Growth of highly fluorescent polyethylene glycol- and zwitterion-functionalized gold nanoclusters.

We have prepared and characterized a new set of highly fluorescent gold nanoclusters (AuNCs) using one-step aqueous reduction of a gold precursor in the presence of bidentate ligands made of lipoic acid anchoring groups, appended with either a poly(ethylene glycol) short chain or a zwitterion group. The AuNCs fluoresce in the red to near-infrared region of the optical spectrum with emission centered at ∼750 nm and a quantum yield of ∼10-14%, and they exhibit long fluorescence lifetimes (up to ∼300 ns). Dispersions of these AuNCs exhibit great long-term colloidal stability, over a wide range of pHs (2-13) and in the presence of high electrolyte concentrations, and a strong resistance to reducing agents such as glutathione. The growth strategy further permitted the controlled, in situ functionalization of the NCs with reactive groups (e.g., carboxylic acid or amine), making these nanoclusters compatible with common and simple-to-implement coupling strategies, such as carbodiimide chemistry. These properties combined make these fluorescent NCs greatly promising for use in various imaging and sensing applications where NIR and long-lived excitations are desired.

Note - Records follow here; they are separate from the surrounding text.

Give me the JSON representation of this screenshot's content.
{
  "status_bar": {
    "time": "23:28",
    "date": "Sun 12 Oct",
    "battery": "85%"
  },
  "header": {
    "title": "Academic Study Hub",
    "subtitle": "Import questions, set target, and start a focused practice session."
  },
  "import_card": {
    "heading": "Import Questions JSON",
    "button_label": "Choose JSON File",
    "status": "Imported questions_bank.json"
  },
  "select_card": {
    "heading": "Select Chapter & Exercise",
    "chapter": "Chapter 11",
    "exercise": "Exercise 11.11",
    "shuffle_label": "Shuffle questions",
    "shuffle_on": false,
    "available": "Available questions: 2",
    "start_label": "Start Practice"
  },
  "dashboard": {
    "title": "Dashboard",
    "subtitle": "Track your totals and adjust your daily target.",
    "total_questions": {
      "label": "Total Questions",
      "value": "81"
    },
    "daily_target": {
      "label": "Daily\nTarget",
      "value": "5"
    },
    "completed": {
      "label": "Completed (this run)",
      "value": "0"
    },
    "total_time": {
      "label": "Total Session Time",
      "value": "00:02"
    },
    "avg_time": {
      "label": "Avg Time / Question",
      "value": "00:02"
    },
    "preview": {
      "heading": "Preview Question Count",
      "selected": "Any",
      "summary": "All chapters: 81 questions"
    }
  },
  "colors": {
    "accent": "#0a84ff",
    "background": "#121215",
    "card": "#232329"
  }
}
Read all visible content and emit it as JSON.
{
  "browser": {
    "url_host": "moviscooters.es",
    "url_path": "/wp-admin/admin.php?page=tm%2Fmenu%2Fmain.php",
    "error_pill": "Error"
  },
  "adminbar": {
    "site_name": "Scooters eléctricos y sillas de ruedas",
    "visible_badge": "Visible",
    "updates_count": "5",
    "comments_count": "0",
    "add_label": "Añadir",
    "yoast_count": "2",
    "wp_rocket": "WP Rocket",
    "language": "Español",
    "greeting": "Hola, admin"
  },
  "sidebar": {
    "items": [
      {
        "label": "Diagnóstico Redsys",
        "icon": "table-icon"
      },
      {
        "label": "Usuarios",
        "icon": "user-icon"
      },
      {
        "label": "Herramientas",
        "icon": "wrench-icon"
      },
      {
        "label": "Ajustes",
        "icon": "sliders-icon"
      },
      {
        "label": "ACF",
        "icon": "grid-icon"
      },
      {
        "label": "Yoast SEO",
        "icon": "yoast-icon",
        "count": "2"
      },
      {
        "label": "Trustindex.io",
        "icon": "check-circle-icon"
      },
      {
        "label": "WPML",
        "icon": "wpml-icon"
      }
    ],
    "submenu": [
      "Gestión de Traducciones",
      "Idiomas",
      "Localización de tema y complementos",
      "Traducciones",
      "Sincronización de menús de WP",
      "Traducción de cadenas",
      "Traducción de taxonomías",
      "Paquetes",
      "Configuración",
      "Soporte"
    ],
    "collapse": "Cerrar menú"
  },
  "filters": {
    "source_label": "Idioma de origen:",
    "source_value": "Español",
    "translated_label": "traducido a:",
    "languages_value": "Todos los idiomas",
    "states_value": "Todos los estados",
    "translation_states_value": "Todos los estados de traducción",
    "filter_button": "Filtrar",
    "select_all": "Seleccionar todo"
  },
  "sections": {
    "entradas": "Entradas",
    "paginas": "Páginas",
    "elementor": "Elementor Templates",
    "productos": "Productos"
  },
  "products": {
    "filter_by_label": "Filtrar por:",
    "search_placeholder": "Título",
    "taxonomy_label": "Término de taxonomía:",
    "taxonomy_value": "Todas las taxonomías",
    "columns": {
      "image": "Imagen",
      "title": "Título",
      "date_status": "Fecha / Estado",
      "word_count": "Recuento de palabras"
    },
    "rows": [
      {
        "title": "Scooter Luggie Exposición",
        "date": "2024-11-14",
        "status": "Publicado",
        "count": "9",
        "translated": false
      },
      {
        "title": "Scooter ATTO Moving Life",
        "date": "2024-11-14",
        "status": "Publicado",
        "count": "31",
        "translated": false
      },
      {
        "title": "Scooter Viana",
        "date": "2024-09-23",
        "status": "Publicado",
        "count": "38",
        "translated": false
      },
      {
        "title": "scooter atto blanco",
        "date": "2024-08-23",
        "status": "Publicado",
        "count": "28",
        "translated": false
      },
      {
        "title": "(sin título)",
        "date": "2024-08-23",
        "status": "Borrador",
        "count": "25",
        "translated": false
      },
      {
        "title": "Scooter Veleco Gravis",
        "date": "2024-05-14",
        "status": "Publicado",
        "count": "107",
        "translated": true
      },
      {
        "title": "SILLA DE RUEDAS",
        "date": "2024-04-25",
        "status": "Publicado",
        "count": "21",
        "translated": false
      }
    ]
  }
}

Growth of in situ functionalized luminescent silver nanoclusters by direct reduction and size focusing.

We have used one phase growth reaction to prepare a series of silver nanoparticles (NPs) and luminescent nanoclusters (NCs) using sodium borohydride (NaBH(4)) reduction of silver nitrate in the presence of molecular scale ligands made of polyethylene glycol (PEG) appended with lipoic acid (LA) groups at one end and reactive (-COOH/-NH(2)) or inert (-OCH(3)) functional groups at the other end. The PEG segment in the ligand promotes solubility in a variety of solvents including water, while LAs provide multidentate coordinating groups that promote Ag-ligand complex formation and strong anchoring onto the NP/NC surface. The particle size and properties were primarily controlled by varying the Ag-to-ligand (Ag:L) molar ratios and the molar amount of NaBH(4) used. We found that while higher Ag:L ratios produced NPs, luminescent NCs were formed at lower ratios. We also found that nonluminescent NPs can be converted into luminescent clusters, via a process referred to as "size focusing", in the presence of added excess ligands and reducing agent. The nanoclusters emit in the far red region of the optical spectrum with a quantum yield of ~12%. They can be redispersed in a number of solvents with varying polarity while maintaining their optical and spectroscopic properties. Our synthetic protocol also allowed control over the number and type of reactive functional groups per nanocluster.